Others, though, are offering some insight into what happened in the jury room, and it’s as upsetting as you’d probably expect. The reports coming out are saying that the jury was stuck at a vote of 10 guilty to 2 not guilty, although at least one juror is saying that count was only reached briefly before some changed their minds, and that for the majority of the deliberations, the votes were stuck at 7-5.

The most infuriating thing to come out so far is one juror’s statement that “Whatever the man did he’s already paid a price and suffered.”

That’s exactly what so many of us feared. That’s the risk with such a public trial of a long-famous and widely beloved man. The hope is to get an unbiased jury, but how could that have been anything but a pipe dream in this case? That same juror went on to say, “I think they created this whole thing, a case that was settled in ’05 and we had to bring it up again in ’17.”

That doesn’t sound to me like this juror had “reasonable doubt.” To me, that sounds like he believes Bill Cosby is guilty, but didn’t want to declare him guilty, because then Cosby would be punished, and this juror thinks he’s been through enough. It also sounds like he doesn’t understand the difference between a civil case (in 2005) and a criminal case (now).

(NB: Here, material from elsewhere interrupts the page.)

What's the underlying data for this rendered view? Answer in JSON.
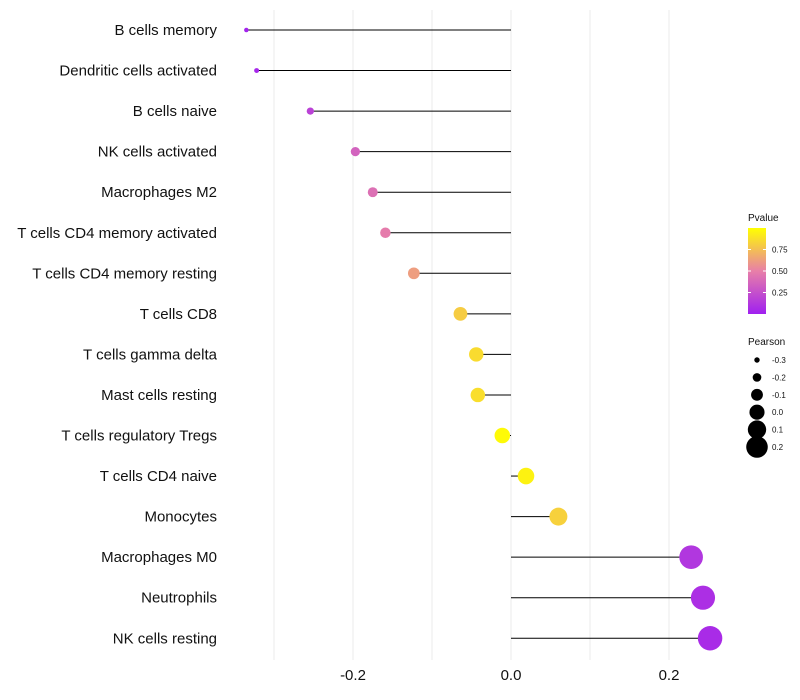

It’s not just ultra-famous father figures who have their feelings considered with more care than their alleged sexual assault victims. This think of his suffering mentality is what saw Stanford rapist Brock Turner released from prison after months. We see it all the time in rape cases, and we don’t see countless rapes reported because, among other reasons, women know this is a risk.

A jury’s job in cases like these is not to determine if the accused has paid his due, and being accused of being a rapist is not an appropriate punishment for rape.

By the way, Cosby’s publicist just announced his upcoming plans: he’ll be going on tour, educating people about the dangers of being accused of sexual assault. Nope, not educating about sexual assault. No prevention or awareness issues here. Rather, he’ll be talking to famous men–”athletes” and “married men”–about what to do if they’re accused of assault. Especially since, as the publicist notes, “the statute of limitations for victims of sexual assault are being extended,” you have to know the laws. Then you, too, can hang a jury, or maybe even be acquitted of rape. What a public service. Good thing he “paid a price and suffered,” right?